His go-to places to score heroin were northeast Aurora and southwest Denver. Eventually, he went from purchasing it to dealing it so he could get it in bulk.

Millette said other patients at CeDAR also say heroin is easily found in the Denver metro area.

“It finds its way pretty easy to the college communities throughout Colorado,” he said.

People have common misconceptions about the drug and its potency, he said.

“It’s more prevalent to see heroin users smoking heroin or snorting it and believing that ingesting the drug that way makes it less addictive than injecting it. But that’s a falsehood,” he said.

When heroin addiction sets in, it’s typical for people to get violently ill, depressed and dysphoric, making the urge to use heroin almost impossible to resist, Millette said.

Woodward decided to ask for help when he began feeling the effects of withdrawal. He spent 30 days at CeDAR and then transferred to another rehabilitation center in New Mexico, where he spent nine months.

He said he learned a lot about himself and the stigma of being a drug addict during that time.

His advice for other people struggling with addiction: There’s a way out.

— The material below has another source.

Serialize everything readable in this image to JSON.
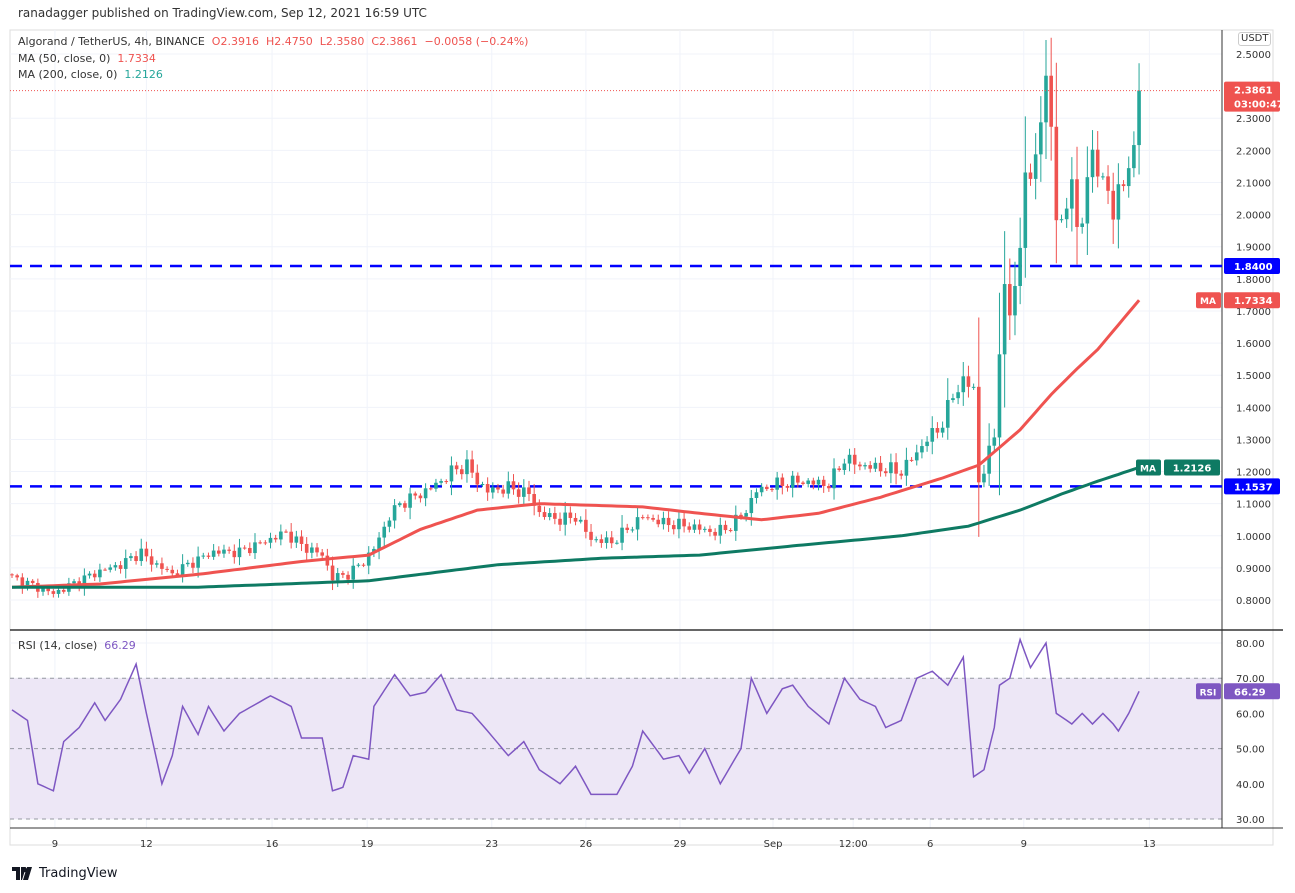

“Life is so much better on the other side,” he said. “It’s beautiful and wonderful and worth living. You don’t ever have to feel the way you’re feeling right now, ever again.”

Woodward said it’s time for people to push for an overhaul of drug legislation that includes legalizing drugs and boosting awareness of treatment programs.

“People are going to use it regardless,” he said. “It’s going to happen. So we should start looking toward the solution as opposed to the problem.”

Millette said it’s important to look at addiction as a public health issue.

And changing people’s perceptions about drug addicts like Woodward is also going to be part of the solution, he said.

“One of the things that prevents people from seeking help at the early stages is the stigma that surrounds people who have addiction,” he said. “Most people think of the junkies and winos under the bridge when they think about addicts. But they’re you and me and they’re all around us.”